The delay in implementation is possibly due to the limited industry acceptance and reluctance by vendors to develop existing valves and actuators to meet faster closure speeds with the required redundancy.
Part of the vendors' reluctance comes from the fact that they do not perceive a large enough market to justify the expenditure required to develop components. An additional market for a subsea HlPPS system to help offset this expenditure could be the application of connecting high pressure rated pipelines to existing lower rated export pipelines.
Assuming that subsea chokes are used to reduce the pressure immediately downstream of the tree to more normal flowing conditions the only missing pieces to proceed with a subsea development are a subsea tree for 15,000 psi and a subsea HlPPS system. All the other technologies are either available or are currently being developed for platform-based developments.
The authors are aware of various developments currently being undertaken by specialist tree and control system vendors to meet these requirements but are not fully conversant with their current status. Much of that work is being undertaken on a confidential basis.
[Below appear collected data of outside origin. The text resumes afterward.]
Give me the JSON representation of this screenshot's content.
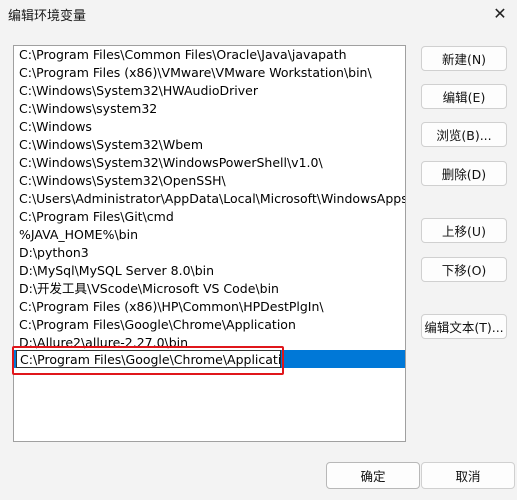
{
  "window": {
    "title": "编辑环境变量"
  },
  "list": {
    "items": [
      "C:\\Program Files\\Common Files\\Oracle\\Java\\javapath",
      "C:\\Program Files (x86)\\VMware\\VMware Workstation\\bin\\",
      "C:\\Windows\\System32\\HWAudioDriver",
      "C:\\Windows\\system32",
      "C:\\Windows",
      "C:\\Windows\\System32\\Wbem",
      "C:\\Windows\\System32\\WindowsPowerShell\\v1.0\\",
      "C:\\Windows\\System32\\OpenSSH\\",
      "C:\\Users\\Administrator\\AppData\\Local\\Microsoft\\WindowsApps",
      "C:\\Program Files\\Git\\cmd",
      "%JAVA_HOME%\\bin",
      "D:\\python3",
      "D:\\MySql\\MySQL Server 8.0\\bin",
      "D:\\开发工具\\VScode\\Microsoft VS Code\\bin",
      "C:\\Program Files (x86)\\HP\\Common\\HPDestPlgIn\\",
      "C:\\Program Files\\Google\\Chrome\\Application",
      "D:\\Allure2\\allure-2.27.0\\bin"
    ],
    "editing_value": "C:\\Program Files\\Google\\Chrome\\Application"
  },
  "buttons": {
    "new": "新建(N)",
    "edit": "编辑(E)",
    "browse": "浏览(B)...",
    "delete": "删除(D)",
    "move_up": "上移(U)",
    "move_down": "下移(O)",
    "edit_text": "编辑文本(T)...",
    "ok": "确定",
    "cancel": "取消"
  },
  "colors": {
    "selection": "#0078d7",
    "highlight_annotation": "#e0161b"
  }
}
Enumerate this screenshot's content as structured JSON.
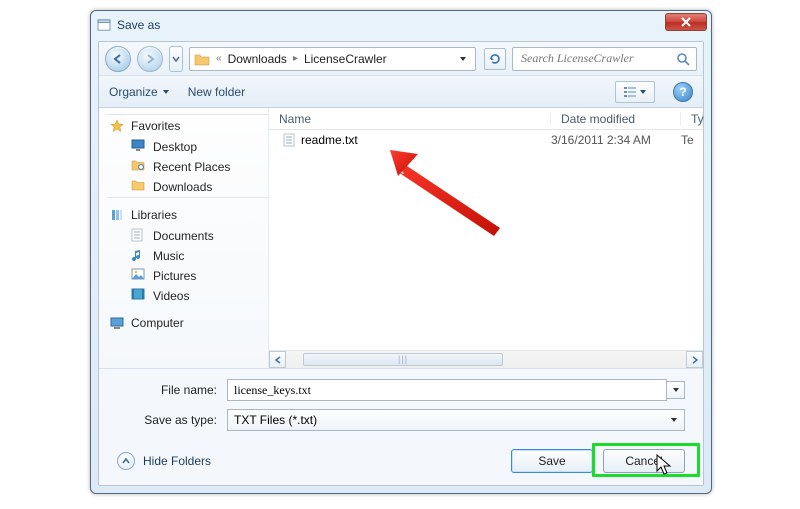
{
  "window": {
    "title": "Save as"
  },
  "breadcrumb": {
    "level1": "Downloads",
    "level2": "LicenseCrawler"
  },
  "search": {
    "placeholder": "Search LicenseCrawler"
  },
  "toolbar": {
    "organize": "Organize",
    "newfolder": "New folder"
  },
  "navpane": {
    "favorites": {
      "label": "Favorites"
    },
    "desktop": {
      "label": "Desktop"
    },
    "recent": {
      "label": "Recent Places"
    },
    "downloads": {
      "label": "Downloads"
    },
    "libraries": {
      "label": "Libraries"
    },
    "documents": {
      "label": "Documents"
    },
    "music": {
      "label": "Music"
    },
    "pictures": {
      "label": "Pictures"
    },
    "videos": {
      "label": "Videos"
    },
    "computer": {
      "label": "Computer"
    }
  },
  "listhead": {
    "name": "Name",
    "date": "Date modified",
    "type": "Ty"
  },
  "files": [
    {
      "name": "readme.txt",
      "date": "3/16/2011 2:34 AM",
      "type": "Te"
    }
  ],
  "fields": {
    "filename_label": "File name:",
    "filename_value": "license_keys.txt",
    "saveastype_label": "Save as type:",
    "saveastype_value": "TXT Files (*.txt)"
  },
  "footer": {
    "hide_folders": "Hide Folders",
    "save": "Save",
    "cancel": "Cancel"
  }
}
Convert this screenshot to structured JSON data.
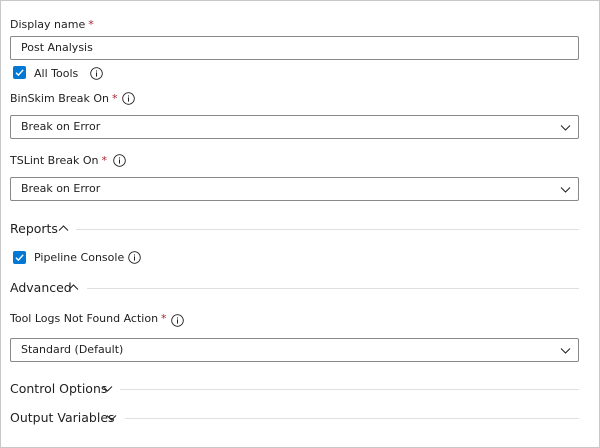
{
  "display_name": {
    "label": "Display name",
    "required": "*",
    "value": "Post Analysis"
  },
  "all_tools": {
    "label": "All Tools",
    "checked": true
  },
  "binskim": {
    "label": "BinSkim Break On",
    "required": "*",
    "value": "Break on Error"
  },
  "tslint": {
    "label": "TSLint Break On",
    "required": "*",
    "value": "Break on Error"
  },
  "reports": {
    "title": "Reports",
    "expanded": true,
    "pipeline_console": {
      "label": "Pipeline Console",
      "checked": true
    }
  },
  "advanced": {
    "title": "Advanced",
    "expanded": true,
    "tool_logs": {
      "label": "Tool Logs Not Found Action",
      "required": "*",
      "value": "Standard (Default)"
    }
  },
  "control_options": {
    "title": "Control Options",
    "expanded": false
  },
  "output_variables": {
    "title": "Output Variables",
    "expanded": false
  },
  "colors": {
    "accent": "#0078d4",
    "required": "#a4262c",
    "border": "#8a8886"
  },
  "icons": {
    "info": "info-icon",
    "chevron_down": "chevron-down-icon",
    "chevron_up": "chevron-up-icon",
    "check": "checkmark-icon"
  }
}
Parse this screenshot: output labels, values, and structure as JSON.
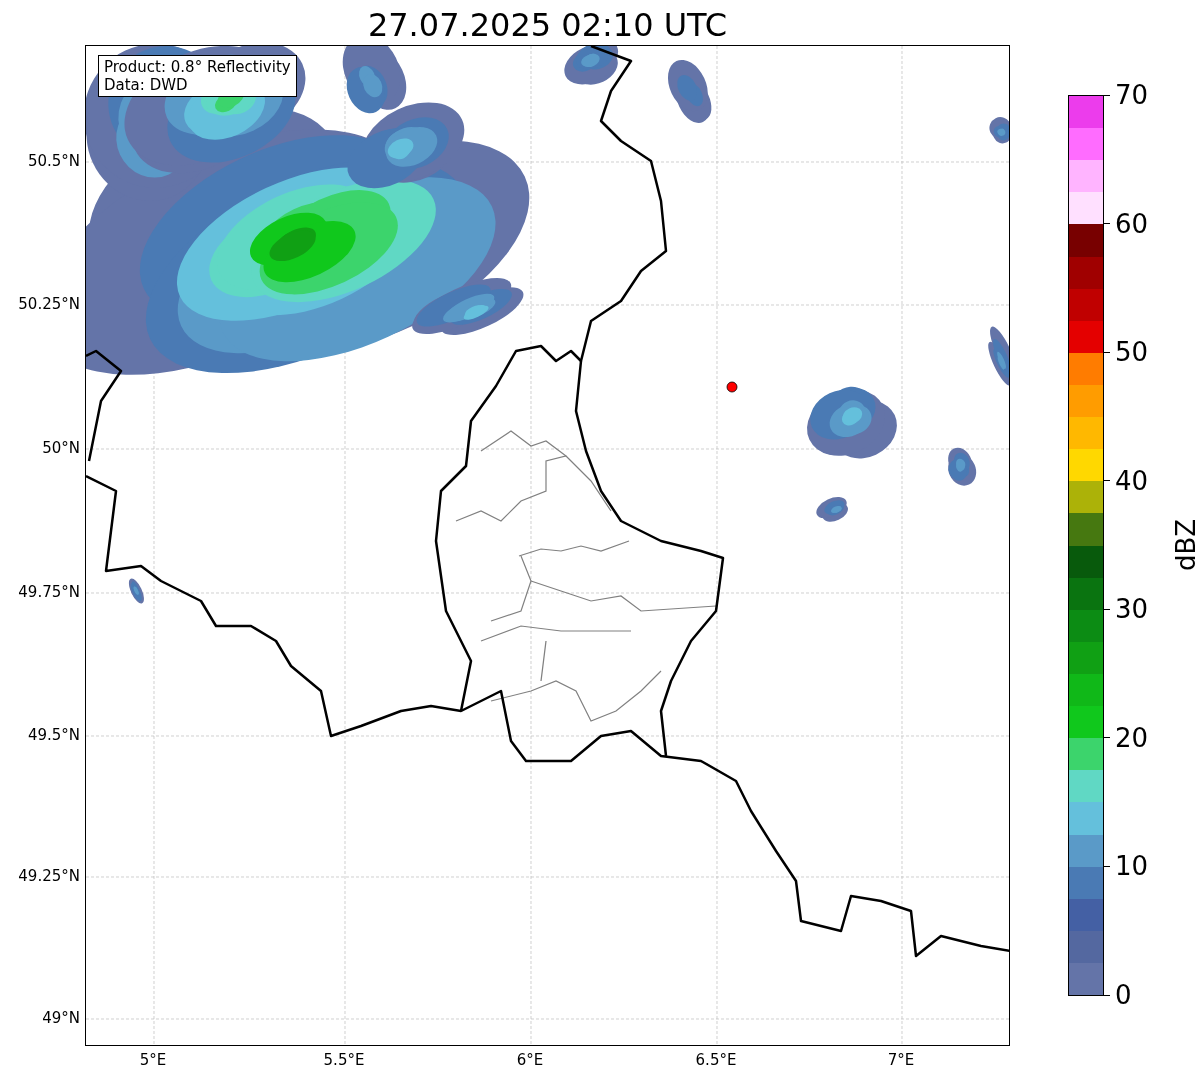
{
  "title": "27.07.2025 02:10 UTC",
  "annotation": [
    "Product: 0.8° Reflectivity",
    "Data: DWD"
  ],
  "lat_ticks": [
    "50.5°N",
    "50.25°N",
    "50°N",
    "49.75°N",
    "49.5°N",
    "49.25°N",
    "49°N"
  ],
  "lon_ticks": [
    "5°E",
    "5.5°E",
    "6°E",
    "6.5°E",
    "7°E"
  ],
  "colorbar": {
    "label": "dBZ",
    "ticks": [
      "70",
      "60",
      "50",
      "40",
      "30",
      "20",
      "10",
      "0"
    ],
    "bands": [
      {
        "color": "#ec3cec"
      },
      {
        "color": "#ff6cff"
      },
      {
        "color": "#ffb4ff"
      },
      {
        "color": "#ffe0ff"
      },
      {
        "color": "#780000"
      },
      {
        "color": "#a00000"
      },
      {
        "color": "#c00000"
      },
      {
        "color": "#e40000"
      },
      {
        "color": "#ff7c00"
      },
      {
        "color": "#ff9c00"
      },
      {
        "color": "#ffb800"
      },
      {
        "color": "#ffd800"
      },
      {
        "color": "#acb208"
      },
      {
        "color": "#467810"
      },
      {
        "color": "#085a0c"
      },
      {
        "color": "#0a7410"
      },
      {
        "color": "#0c8c14"
      },
      {
        "color": "#10a014"
      },
      {
        "color": "#10b818"
      },
      {
        "color": "#10c81c"
      },
      {
        "color": "#3cd46c"
      },
      {
        "color": "#60d8c4"
      },
      {
        "color": "#64c0dc"
      },
      {
        "color": "#5a9ac8"
      },
      {
        "color": "#4a7ab4"
      },
      {
        "color": "#4460a4"
      },
      {
        "color": "#5468a0"
      },
      {
        "color": "#6474a8"
      }
    ]
  }
}
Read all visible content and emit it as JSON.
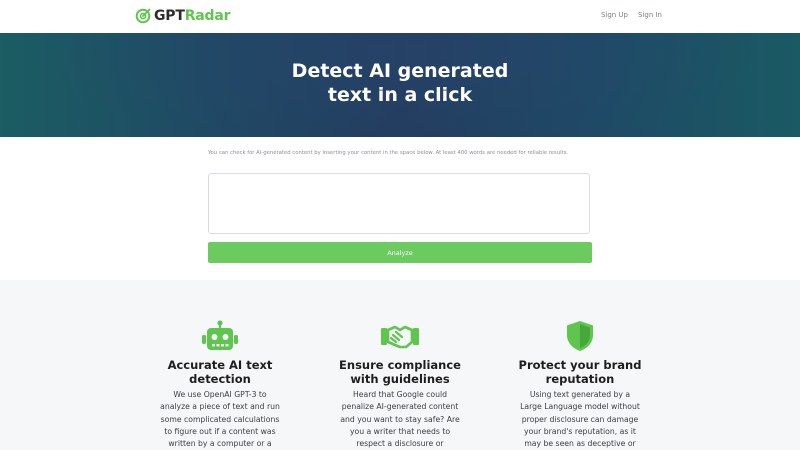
{
  "brand": {
    "name_part1": "GPT",
    "name_part2": "Radar",
    "accent_color": "#5fc54f",
    "logo_icon": "radar-icon"
  },
  "nav": {
    "links": [
      {
        "label": "Sign Up"
      },
      {
        "label": "Sign In"
      }
    ]
  },
  "hero": {
    "title": "Detect AI generated\ntext in a click"
  },
  "checker": {
    "hint": "You can check for AI-generated content by inserting your content in the space below. At least 400 words are needed for reliable results.",
    "input_value": "",
    "analyze_label": "Analyze",
    "button_color": "#6ccb5f"
  },
  "features": [
    {
      "icon": "robot-icon",
      "title": "Accurate AI text\ndetection",
      "body": "We use OpenAI GPT-3 to\nanalyze a piece of text and run\nsome complicated calculations\nto figure out if a content was\nwritten by a computer or a"
    },
    {
      "icon": "handshake-icon",
      "title": "Ensure compliance\nwith guidelines",
      "body": "Heard that Google could\npenalize AI-generated content\nand you want to stay safe? Are\nyou a writer that needs to\nrespect a disclosure or"
    },
    {
      "icon": "shield-icon",
      "title": "Protect your brand\nreputation",
      "body": "Using text generated by a\nLarge Language model without\nproper disclosure can damage\nyour brand's reputation, as it\nmay be seen as deceptive or"
    }
  ]
}
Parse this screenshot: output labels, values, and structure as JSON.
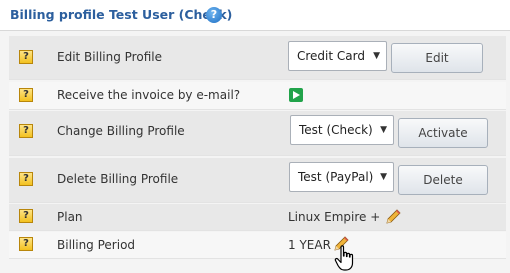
{
  "header": {
    "title": "Billing profile Test User (Check)",
    "help_glyph": "?"
  },
  "rows": {
    "edit": {
      "label": "Edit Billing Profile",
      "select_value": "Credit Card",
      "button": "Edit"
    },
    "email": {
      "label": "Receive the invoice by e-mail?"
    },
    "change": {
      "label": "Change Billing Profile",
      "select_value": "Test (Check)",
      "button": "Activate"
    },
    "delete": {
      "label": "Delete Billing Profile",
      "select_value": "Test (PayPal)",
      "button": "Delete"
    },
    "plan": {
      "label": "Plan",
      "value": "Linux Empire +"
    },
    "period": {
      "label": "Billing Period",
      "value": "1 YEAR"
    }
  },
  "icons": {
    "help": "question-mark-icon",
    "toggle": "play-icon",
    "edit": "pencil-icon",
    "cursor": "hand-pointer-icon"
  },
  "colors": {
    "title": "#2c5f9e",
    "help_bg": "#1e6fc4",
    "toggle_green": "#21a34a",
    "q_icon_yellow": "#f3c11f"
  }
}
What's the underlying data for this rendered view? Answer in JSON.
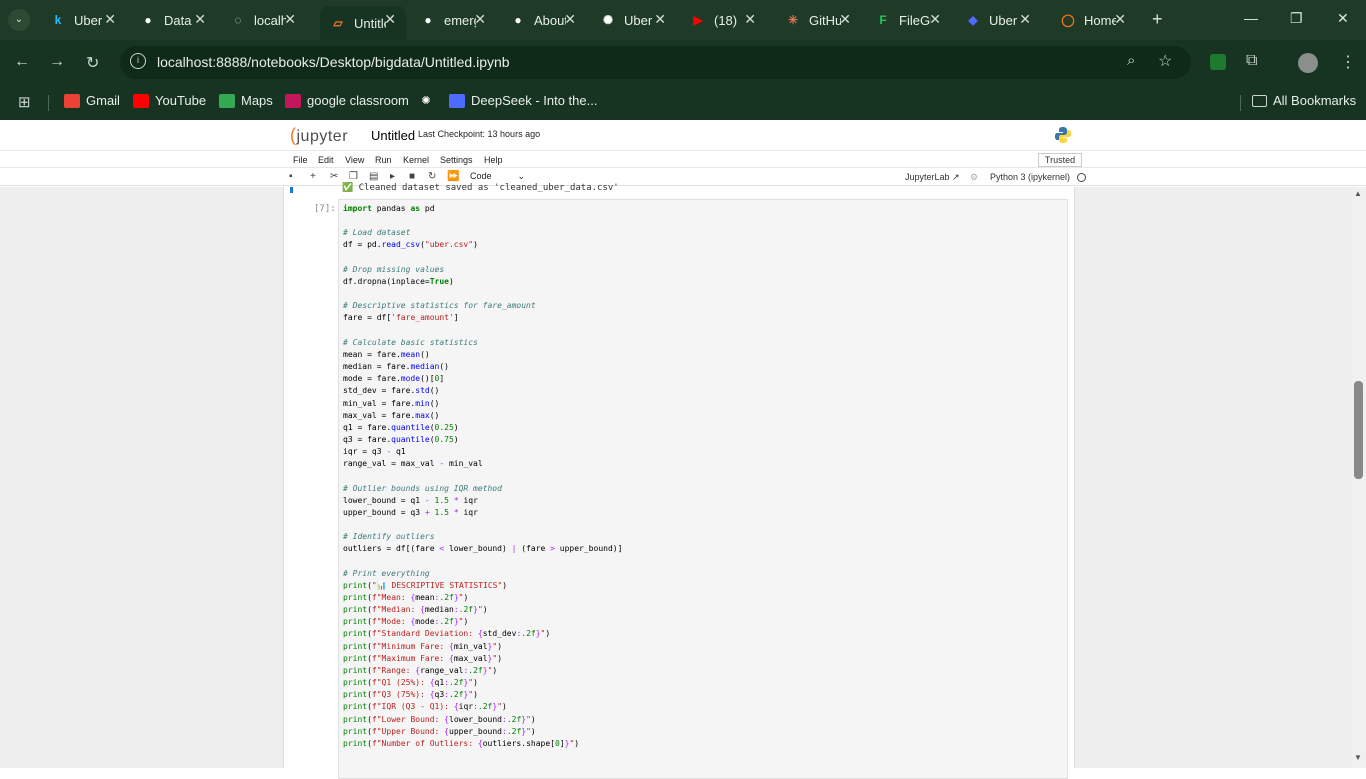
{
  "tabs": [
    {
      "title": "Uber Data Analysis",
      "icon": "kaggle-icon",
      "icon_char": "k",
      "icon_color": "#20beff"
    },
    {
      "title": "Data",
      "icon": "github-icon",
      "icon_char": "●",
      "icon_color": "#ffffff"
    },
    {
      "title": "localhost",
      "icon": "loading-icon",
      "icon_char": "◌",
      "icon_color": "#cfd8d2"
    },
    {
      "title": "Untitled",
      "icon": "jupyter-icon",
      "icon_char": "▱",
      "icon_color": "#f37726"
    },
    {
      "title": "emerging",
      "icon": "github-icon",
      "icon_char": "●",
      "icon_color": "#ffffff"
    },
    {
      "title": "About",
      "icon": "github-icon",
      "icon_char": "●",
      "icon_color": "#ffffff"
    },
    {
      "title": "Uber",
      "icon": "openai-icon",
      "icon_char": "✺",
      "icon_color": "#ffffff"
    },
    {
      "title": "(18)",
      "icon": "youtube-icon",
      "icon_char": "▶",
      "icon_color": "#ff0000"
    },
    {
      "title": "GitHub",
      "icon": "claude-icon",
      "icon_char": "✳",
      "icon_color": "#d97757"
    },
    {
      "title": "FileGuru",
      "icon": "file-icon",
      "icon_char": "F",
      "icon_color": "#22c55e"
    },
    {
      "title": "Uber",
      "icon": "deepseek-icon",
      "icon_char": "◆",
      "icon_color": "#4d6bfe"
    },
    {
      "title": "Home",
      "icon": "loading-icon",
      "icon_char": "◯",
      "icon_color": "#f97316"
    }
  ],
  "address": {
    "url": "localhost:8888/notebooks/Desktop/bigdata/Untitled.ipynb"
  },
  "bookmarks": {
    "apps_icon": "apps-grid-icon",
    "items": [
      {
        "label": "Gmail",
        "icon": "gmail-icon",
        "color": "#ea4335"
      },
      {
        "label": "YouTube",
        "icon": "youtube-icon",
        "color": "#ff0000"
      },
      {
        "label": "Maps",
        "icon": "maps-icon",
        "color": "#34a853"
      },
      {
        "label": "google classroom",
        "icon": "classroom-icon",
        "color": "#c2185b"
      },
      {
        "label": "",
        "icon": "openai-icon",
        "color": "#ffffff"
      },
      {
        "label": "DeepSeek - Into the...",
        "icon": "deepseek-icon",
        "color": "#4d6bfe"
      }
    ],
    "all_bookmarks": "All Bookmarks"
  },
  "jupyter": {
    "logo": "jupyter",
    "notebook_name": "Untitled",
    "checkpoint": "Last Checkpoint: 13 hours ago",
    "menus": [
      "File",
      "Edit",
      "View",
      "Run",
      "Kernel",
      "Settings",
      "Help"
    ],
    "trusted": "Trusted",
    "cell_type": "Code",
    "jupyterlab_label": "JupyterLab",
    "kernel": "Python 3 (ipykernel)"
  },
  "cell": {
    "prev_output": "✅ Cleaned dataset saved as 'cleaned_uber_data.csv'",
    "prompt": "[7]:"
  }
}
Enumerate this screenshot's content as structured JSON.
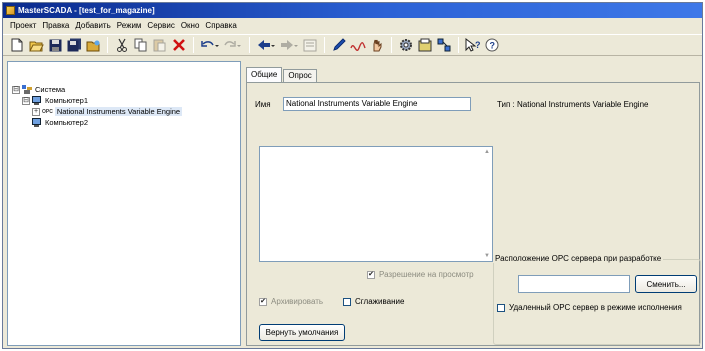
{
  "window": {
    "title": "MasterSCADA - [test_for_magazine]"
  },
  "menu": [
    "Проект",
    "Правка",
    "Добавить",
    "Режим",
    "Сервис",
    "Окно",
    "Справка"
  ],
  "toolbar": {
    "buttons": [
      "new-icon",
      "open-icon",
      "save-icon",
      "save-all-icon",
      "open-folder-icon",
      "cut-icon",
      "copy-icon",
      "paste-icon",
      "delete-icon",
      "undo-icon",
      "redo-icon",
      "back-icon",
      "forward-icon",
      "properties-icon",
      "pen-icon",
      "link-icon",
      "hand-icon",
      "settings-icon",
      "object-icon",
      "network-icon",
      "context-help-icon",
      "help-icon"
    ]
  },
  "tree": {
    "root": {
      "label": "Система",
      "expander": "⊟"
    },
    "computer1": {
      "label": "Компьютер1",
      "expander": "⊟"
    },
    "opc": {
      "label": "National Instruments Variable Engine",
      "expander": "+",
      "badge": "OPC"
    },
    "computer2": {
      "label": "Компьютер2"
    }
  },
  "tabs": [
    {
      "label": "Общие",
      "active": true
    },
    {
      "label": "Опрос",
      "active": false
    }
  ],
  "general": {
    "name_label": "Имя",
    "name_value": "National Instruments Variable Engine",
    "type_text": "Тип : National Instruments Variable Engine",
    "allow_view_label": "Разрешение на просмотр",
    "allow_view_checked": true,
    "archive_label": "Архивировать",
    "archive_checked": true,
    "smoothing_label": "Сглаживание",
    "smoothing_checked": false,
    "restore_defaults_label": "Вернуть умолчания",
    "opc_location_title": "Расположение OPC сервера при разработке",
    "opc_location_value": "",
    "change_button_label": "Сменить...",
    "remote_opc_label": "Удаленный OPC сервер в режиме исполнения",
    "remote_opc_checked": false
  }
}
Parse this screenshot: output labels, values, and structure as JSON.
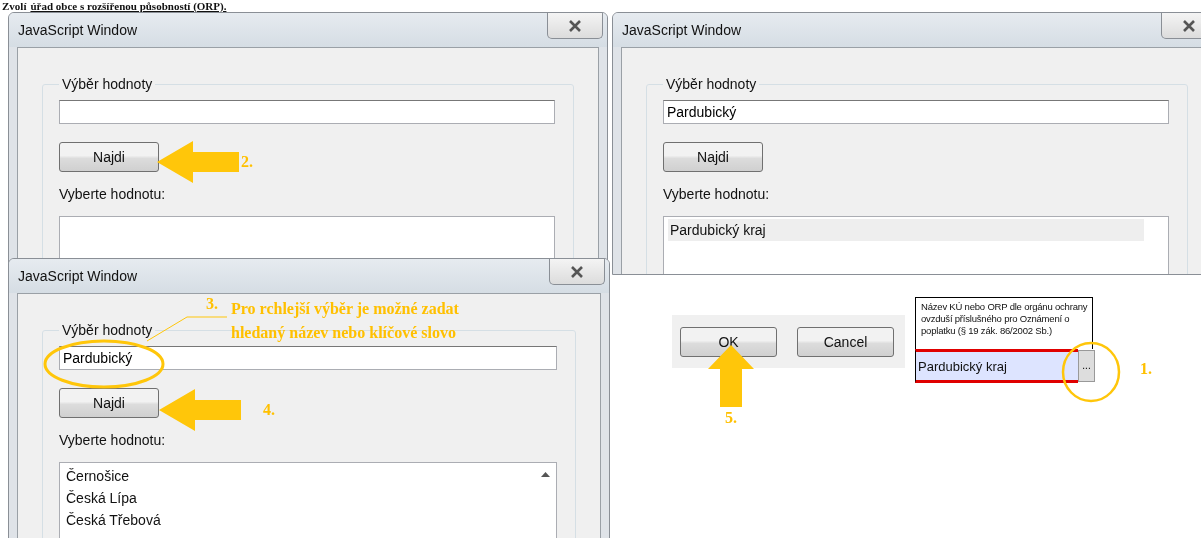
{
  "heading": {
    "prefix": "Zvolí",
    "link": "úřad obce s rozšířenou působností (ORP)."
  },
  "windows": [
    {
      "title": "JavaScript Window",
      "group_label": "Výběr hodnoty",
      "find_button": "Najdi",
      "list_label": "Vyberte hodnotu:",
      "find_note": {
        "number": "2."
      }
    },
    {
      "title": "JavaScript Window",
      "group_label": "Výběr hodnoty",
      "search_value": "Pardubický",
      "find_button": "Najdi",
      "list_label": "Vyberte hodnotu:",
      "list_items": [
        {
          "text": "Pardubický kraj",
          "selected": true
        }
      ]
    },
    {
      "title": "JavaScript Window",
      "group_label": "Výběr hodnoty",
      "search_value": "Pardubický",
      "find_button": "Najdi",
      "list_label": "Vyberte hodnotu:",
      "list_items": [
        {
          "text": "Černošice",
          "selected": false
        },
        {
          "text": "Česká Lípa",
          "selected": false
        },
        {
          "text": "Česká Třebová",
          "selected": false
        }
      ],
      "scrollbar": true,
      "field_note": {
        "number": "3.",
        "text": "Pro rchlejší výběr je možné zadat hledaný název nebo klíčové slovo"
      },
      "find_note": {
        "number": "4."
      }
    }
  ],
  "dialog_buttons": [
    {
      "label": "OK",
      "note": "5."
    },
    {
      "label": "Cancel"
    }
  ],
  "form_field": {
    "label": "Název KÚ nebo ORP dle orgánu ochrany ovzduší příslušného pro Oznámení o poplatku (§ 19 zák. 86/2002 Sb.)",
    "value": "Pardubický kraj",
    "button": "...",
    "note": "1."
  }
}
The development costs likely to be expended in producing this equipment to meet these critical missing areas is likely to be significant. In the past, suppliers have been prepared to finance such work in-house, as the number of potential orders has justified this investment.
However, to date only five UKCS HP/HT fields have been identified to date. This results in a very limited market, although there are possibilities in the Norwegian Sector in the future. Hence, the question has to be asked as to whether the numbers of orders likely for this equipment will justify the development costs. This decision is even more marginal given the fact that these fields can (and are) be developed using fixed wellhead structures. Accordingly, the cost of developing the technology for subsea facilities has to considerably less than the equivalent fixed wellhead platform over the life cycle cost of the field (CAPEX +OPEX)).
In addition to cost, it can be strongly argued that the subsea solution offers an intrinsically safer option than the minimum visit platform.
The development of HP/HT fields using subsea technology is regarded as technically feasible and prevents a challenge to the industry. The industry has a high reputation for taking on such challenges and developing solutions which can make these developments viable.
The only question at this time is whether the cost benefit is really there, given the limited number of developments over which to offset the development costs. From a personnel safety viewpoint, subsea offers a safer system overall.
Editor's Note: This article was presented in a conference entitled "Exploiting Recent Advances in Subsea Technology," held in Aberdeen, Scotland, March 28-29, 1995.